Buying a gun in Mississippi is much less onerous than adopting a dog.

Things are rarely black and white

The Good Life

Gemma Good

This week I attended my first photography lecture. I thought I knew passion until I witnessed this woman speak about colour, specifically the light’s ability to enhance it. For our first assignment, the class was asked to photograph six images containing a colour of their choice. I automatically thought of the deep royal blue colour, which sits alongside white on our Cavan flag - the two colours said to represent empathy and peace. Already thoughts of the sea dominated my mind; the blue ripples dancing in the light. I thought of everything the ocean represents and begs of us; understanding, respect and knowledge. Diving in without this, you may as well be jumping into a black hole.

After one of our swimming experiences, my flatmates and I decided to ease the chill of the sea with honey, lemon and ginger tea. We were a group formed of Irish, American and Australian students. In these situations, we often talk about our home countries, which I always find intriguing as they are prime opportunities for learning. We got talking about gun laws in each country. I recently read an article on The New York Times about reducing gun deaths in America. I was intrigued by one section, which compared adopting a dog to buying a gun in the state of Mississippi. To adopt a dog, you must go through a seven-step process ensuring that you can provide a safe home for the animal. This process includes a 64-question application, contact with the landlord (if renting), a face-to-face meeting with the family, yard fencing and a security assessment, a sleepover visit with the pet and a $125 adoption fee. After successful completion of this procedure, you can adopt the pet.

Buying firearms is a two-step process; a 13-question background check and buying the gun. I explained the process in Ireland, where it’s necessary to obtain a gun licence. This process requires you to attend gun safety courses, install a proper cabinet to hold the gun, have a background check carried out and send off an application to the Gardaí with all relevant information, which may be approved or rejected.

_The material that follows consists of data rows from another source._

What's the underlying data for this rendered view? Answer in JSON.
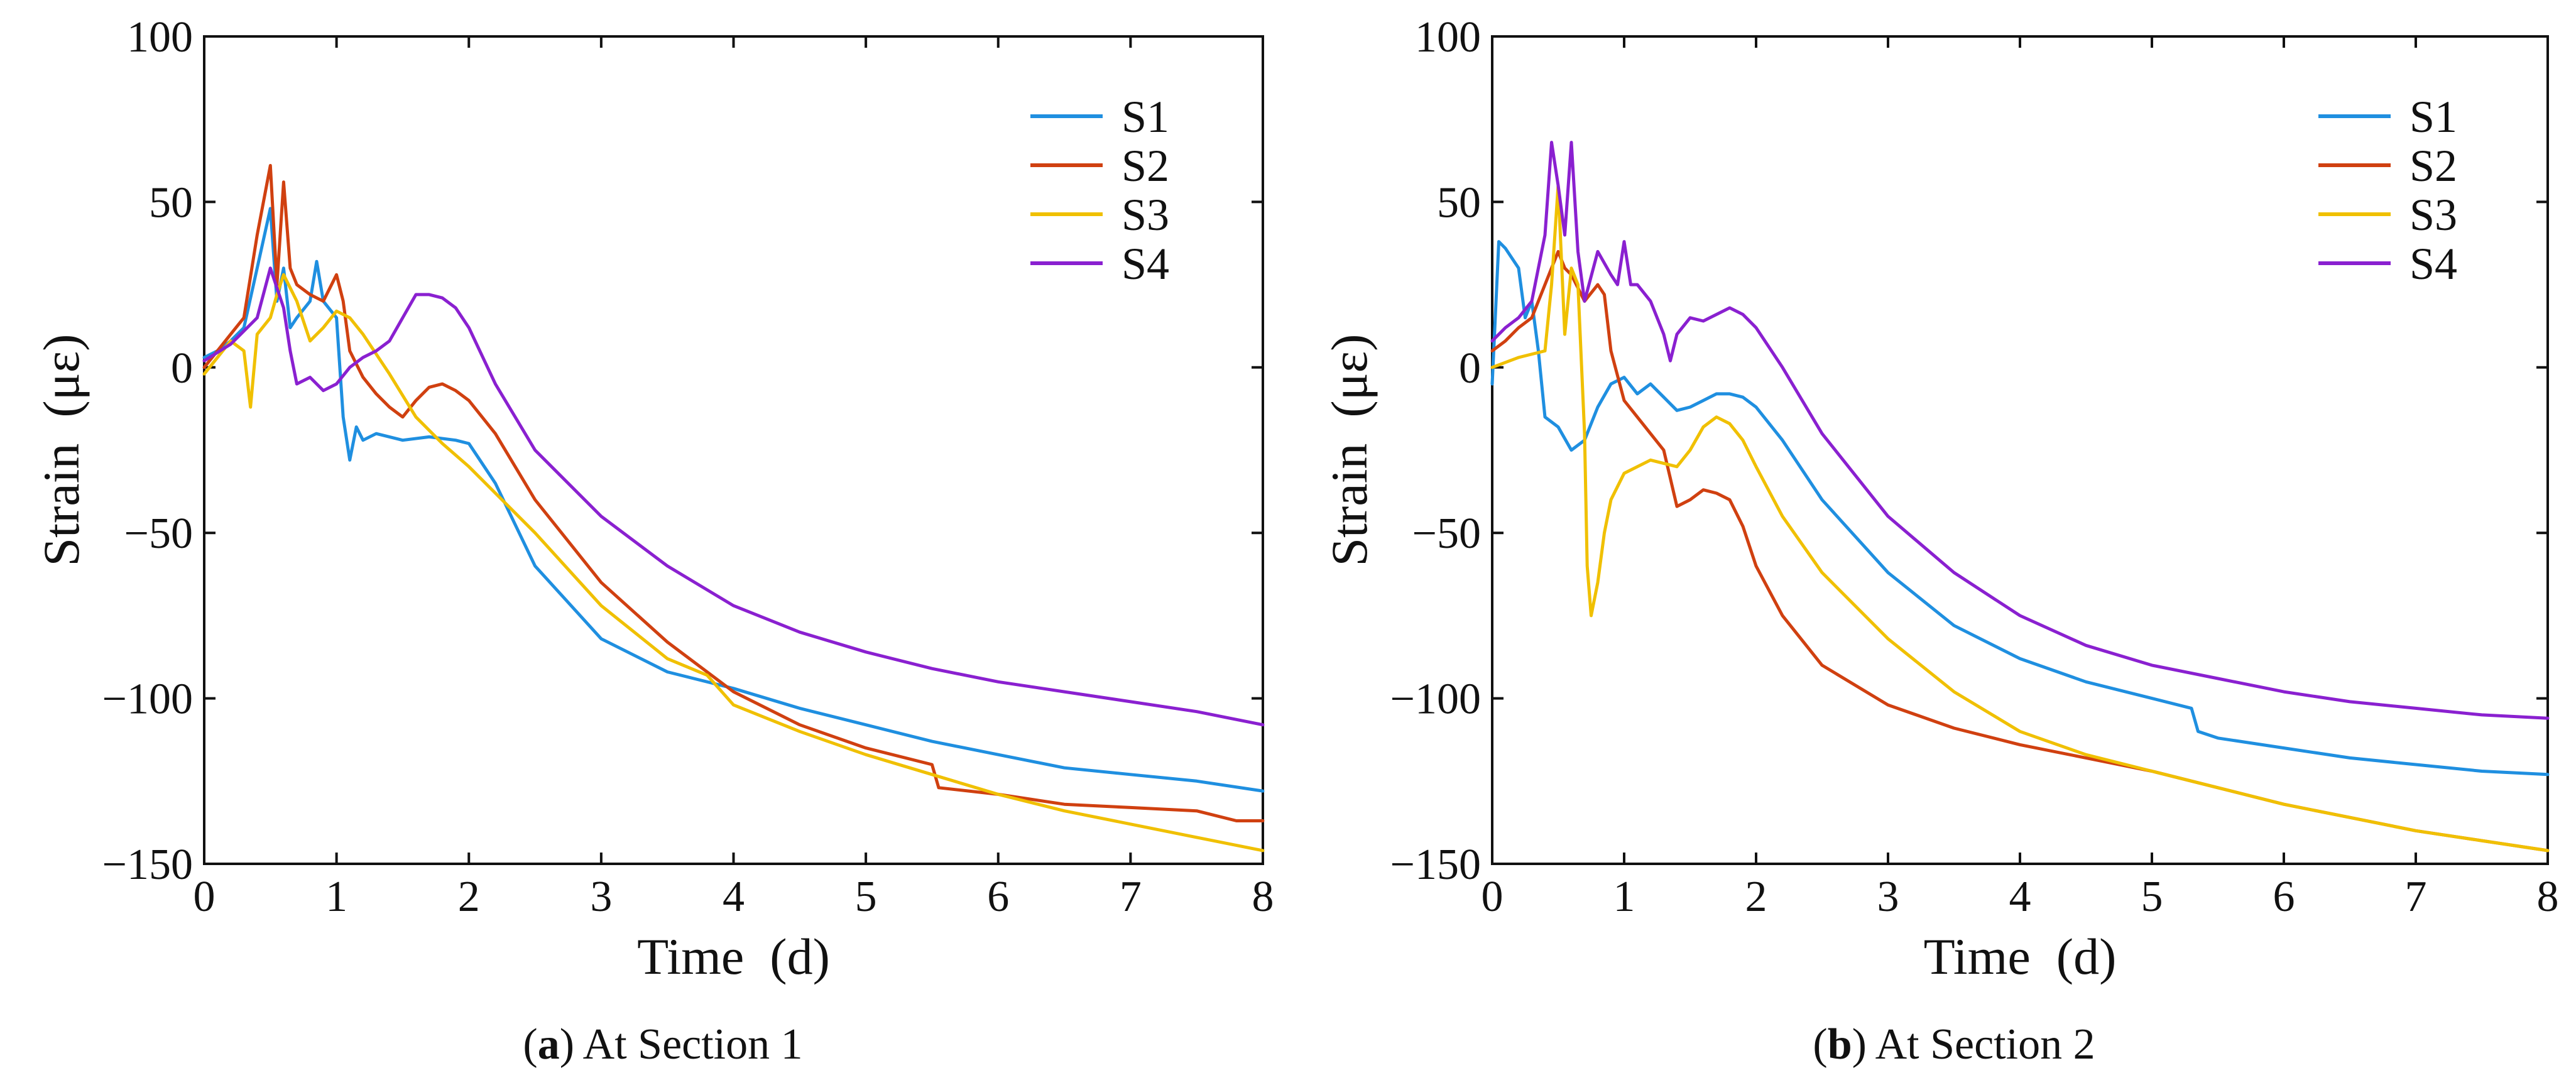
{
  "chart_data": [
    {
      "type": "line",
      "panel_letter": "a",
      "caption": "At Section 1",
      "xlabel": "Time (d)",
      "ylabel": "Strain (με)",
      "xlim": [
        0,
        8
      ],
      "ylim": [
        -150,
        100
      ],
      "xticks": [
        0,
        1,
        2,
        3,
        4,
        5,
        6,
        7,
        8
      ],
      "yticks": [
        100,
        50,
        0,
        -50,
        -100,
        -150
      ],
      "ytick_labels": [
        "100",
        "50",
        "0",
        "−50",
        "−100",
        "−150"
      ],
      "legend": "top-right",
      "series": [
        {
          "name": "S1",
          "color": "#1f8fe0",
          "x": [
            0,
            0.1,
            0.2,
            0.3,
            0.4,
            0.5,
            0.55,
            0.6,
            0.65,
            0.7,
            0.8,
            0.85,
            0.9,
            1.0,
            1.05,
            1.1,
            1.15,
            1.2,
            1.3,
            1.5,
            1.7,
            1.9,
            2.0,
            2.2,
            2.5,
            3.0,
            3.5,
            4.0,
            4.5,
            5.0,
            5.5,
            6.0,
            6.5,
            7.0,
            7.5,
            8.0
          ],
          "y": [
            3,
            5,
            8,
            12,
            30,
            48,
            20,
            30,
            12,
            15,
            20,
            32,
            20,
            15,
            -15,
            -28,
            -18,
            -22,
            -20,
            -22,
            -21,
            -22,
            -23,
            -35,
            -60,
            -82,
            -92,
            -97,
            -103,
            -108,
            -113,
            -117,
            -121,
            -123,
            -125,
            -128
          ]
        },
        {
          "name": "S2",
          "color": "#d04010",
          "x": [
            0,
            0.1,
            0.2,
            0.3,
            0.4,
            0.5,
            0.55,
            0.6,
            0.65,
            0.7,
            0.8,
            0.9,
            1.0,
            1.05,
            1.1,
            1.2,
            1.3,
            1.4,
            1.5,
            1.6,
            1.7,
            1.8,
            1.9,
            2.0,
            2.2,
            2.5,
            3.0,
            3.5,
            4.0,
            4.5,
            5.0,
            5.5,
            5.55,
            6.0,
            6.5,
            7.0,
            7.5,
            7.8,
            8.0
          ],
          "y": [
            0,
            5,
            10,
            15,
            40,
            61,
            25,
            56,
            30,
            25,
            22,
            20,
            28,
            20,
            5,
            -3,
            -8,
            -12,
            -15,
            -10,
            -6,
            -5,
            -7,
            -10,
            -20,
            -40,
            -65,
            -83,
            -98,
            -108,
            -115,
            -120,
            -127,
            -129,
            -132,
            -133,
            -134,
            -137,
            -137
          ]
        },
        {
          "name": "S3",
          "color": "#f0c000",
          "x": [
            0,
            0.1,
            0.2,
            0.3,
            0.35,
            0.4,
            0.5,
            0.55,
            0.6,
            0.7,
            0.8,
            0.9,
            1.0,
            1.1,
            1.2,
            1.4,
            1.6,
            1.8,
            2.0,
            2.5,
            3.0,
            3.5,
            3.8,
            4.0,
            4.5,
            5.0,
            5.5,
            6.0,
            6.5,
            7.0,
            7.5,
            8.0
          ],
          "y": [
            -2,
            3,
            8,
            5,
            -12,
            10,
            15,
            22,
            28,
            20,
            8,
            12,
            17,
            15,
            10,
            -2,
            -15,
            -23,
            -30,
            -50,
            -72,
            -88,
            -93,
            -102,
            -110,
            -117,
            -123,
            -129,
            -134,
            -138,
            -142,
            -146
          ]
        },
        {
          "name": "S4",
          "color": "#8a20d0",
          "x": [
            0,
            0.2,
            0.4,
            0.5,
            0.6,
            0.65,
            0.7,
            0.8,
            0.9,
            1.0,
            1.1,
            1.2,
            1.3,
            1.4,
            1.5,
            1.6,
            1.7,
            1.8,
            1.9,
            2.0,
            2.2,
            2.5,
            3.0,
            3.5,
            4.0,
            4.5,
            5.0,
            5.5,
            6.0,
            6.5,
            7.0,
            7.5,
            8.0
          ],
          "y": [
            2,
            7,
            15,
            30,
            18,
            5,
            -5,
            -3,
            -7,
            -5,
            0,
            3,
            5,
            8,
            15,
            22,
            22,
            21,
            18,
            12,
            -5,
            -25,
            -45,
            -60,
            -72,
            -80,
            -86,
            -91,
            -95,
            -98,
            -101,
            -104,
            -108
          ]
        }
      ]
    },
    {
      "type": "line",
      "panel_letter": "b",
      "caption": "At Section 2",
      "xlabel": "Time (d)",
      "ylabel": "Strain (με)",
      "xlim": [
        0,
        8
      ],
      "ylim": [
        -150,
        100
      ],
      "xticks": [
        0,
        1,
        2,
        3,
        4,
        5,
        6,
        7,
        8
      ],
      "yticks": [
        100,
        50,
        0,
        -50,
        -100,
        -150
      ],
      "ytick_labels": [
        "100",
        "50",
        "0",
        "−50",
        "−100",
        "−150"
      ],
      "legend": "top-right",
      "series": [
        {
          "name": "S1",
          "color": "#1f8fe0",
          "x": [
            0,
            0.05,
            0.1,
            0.2,
            0.25,
            0.3,
            0.35,
            0.4,
            0.5,
            0.6,
            0.7,
            0.8,
            0.9,
            1.0,
            1.1,
            1.2,
            1.3,
            1.4,
            1.5,
            1.6,
            1.7,
            1.8,
            1.9,
            2.0,
            2.2,
            2.5,
            3.0,
            3.5,
            4.0,
            4.5,
            5.0,
            5.3,
            5.35,
            5.5,
            6.0,
            6.5,
            7.0,
            7.5,
            8.0
          ],
          "y": [
            -5,
            38,
            36,
            30,
            15,
            20,
            5,
            -15,
            -18,
            -25,
            -22,
            -12,
            -5,
            -3,
            -8,
            -5,
            -9,
            -13,
            -12,
            -10,
            -8,
            -8,
            -9,
            -12,
            -22,
            -40,
            -62,
            -78,
            -88,
            -95,
            -100,
            -103,
            -110,
            -112,
            -115,
            -118,
            -120,
            -122,
            -123
          ]
        },
        {
          "name": "S2",
          "color": "#d04010",
          "x": [
            0,
            0.1,
            0.2,
            0.3,
            0.4,
            0.5,
            0.55,
            0.6,
            0.7,
            0.8,
            0.85,
            0.9,
            1.0,
            1.1,
            1.2,
            1.3,
            1.4,
            1.5,
            1.6,
            1.7,
            1.8,
            1.9,
            2.0,
            2.2,
            2.5,
            3.0,
            3.5,
            4.0,
            4.5,
            5.0,
            5.5,
            6.0,
            6.5,
            7.0,
            7.5,
            8.0
          ],
          "y": [
            5,
            8,
            12,
            15,
            25,
            35,
            30,
            28,
            20,
            25,
            22,
            5,
            -10,
            -15,
            -20,
            -25,
            -42,
            -40,
            -37,
            -38,
            -40,
            -48,
            -60,
            -75,
            -90,
            -102,
            -109,
            -114,
            -118,
            -122,
            -127,
            -132,
            -136,
            -140,
            -143,
            -146
          ]
        },
        {
          "name": "S3",
          "color": "#f0c000",
          "x": [
            0,
            0.2,
            0.4,
            0.45,
            0.5,
            0.55,
            0.6,
            0.65,
            0.7,
            0.72,
            0.75,
            0.8,
            0.85,
            0.9,
            1.0,
            1.2,
            1.4,
            1.5,
            1.6,
            1.7,
            1.8,
            1.9,
            2.0,
            2.2,
            2.5,
            3.0,
            3.5,
            4.0,
            4.5,
            5.0,
            5.5,
            6.0,
            6.5,
            7.0,
            7.5,
            8.0
          ],
          "y": [
            0,
            3,
            5,
            25,
            55,
            10,
            30,
            25,
            -20,
            -60,
            -75,
            -65,
            -50,
            -40,
            -32,
            -28,
            -30,
            -25,
            -18,
            -15,
            -17,
            -22,
            -30,
            -45,
            -62,
            -82,
            -98,
            -110,
            -117,
            -122,
            -127,
            -132,
            -136,
            -140,
            -143,
            -146
          ]
        },
        {
          "name": "S4",
          "color": "#8a20d0",
          "x": [
            0,
            0.1,
            0.2,
            0.3,
            0.4,
            0.45,
            0.5,
            0.55,
            0.6,
            0.65,
            0.7,
            0.8,
            0.9,
            0.95,
            1.0,
            1.05,
            1.1,
            1.2,
            1.3,
            1.35,
            1.4,
            1.5,
            1.6,
            1.7,
            1.8,
            1.9,
            2.0,
            2.2,
            2.5,
            3.0,
            3.5,
            4.0,
            4.5,
            5.0,
            5.5,
            6.0,
            6.5,
            7.0,
            7.5,
            8.0
          ],
          "y": [
            8,
            12,
            15,
            20,
            40,
            68,
            55,
            40,
            68,
            35,
            20,
            35,
            28,
            25,
            38,
            25,
            25,
            20,
            10,
            2,
            10,
            15,
            14,
            16,
            18,
            16,
            12,
            0,
            -20,
            -45,
            -62,
            -75,
            -84,
            -90,
            -94,
            -98,
            -101,
            -103,
            -105,
            -106
          ]
        }
      ]
    }
  ]
}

As we talked about our countries, one girl talked in depth about how progressive Ireland has become in the past few years.

In theory, she is correct. A lot of things have changed in Ireland, which people in the past could only dream about. When I say the past, these things probably seemed impossible even in the early 2000s. Same-sex marriage has been made legal, abortion is now available, contraception is now available to everyone and divorce is also an option.

All of this is true, however I found myself not fully agreeing with everything she said. While I love my country, painting it as a shining example of what other countries should aspire to is not the way to go. I began to count the number of times “no offence” was said to the other international students, which does not affect the level of offence that a person will take. Eventually, I zoned out entirely. I couldn’t take it anymore.

I knew why this was, the shooting of Chief Inspector John Caldwell was playing on my mind. How can we speak about progressivism when a man lies fighting for his life, with the shooting being treated as “terrorist related” with the finger of suspicion pointed at the New IRA. A man has been shot while attending a football training session with his son. I can imagine the panic he felt while the bullets entered his body. A child has watched his dad being shot - a terrifying, life-changing experience that no young person should ever have to witness. Somebody fired shots from a gun, believed to be part of a dissident republican group. People attending the training session most likely feared for their own lives and the life of the man lying on the ground. The town of Omagh is shocked, as are people north and south of the border.

The talk of progression in Ireland on this day infuriated me. Passion for our country is a wonderful thing, however the misplacement of this is detrimental. We can sign a piece of paper and preach about progressivism but, until we implement it, we have nothing. The days of fighting for your country need to come to an end.

As people we are one, no matter beliefs we hold or where we come from. Living in today’s world begs understanding, respect and knowledge. Yes, Ireland has progressed and that is something to take pride in, however breaking the foundations causes everything to collapse.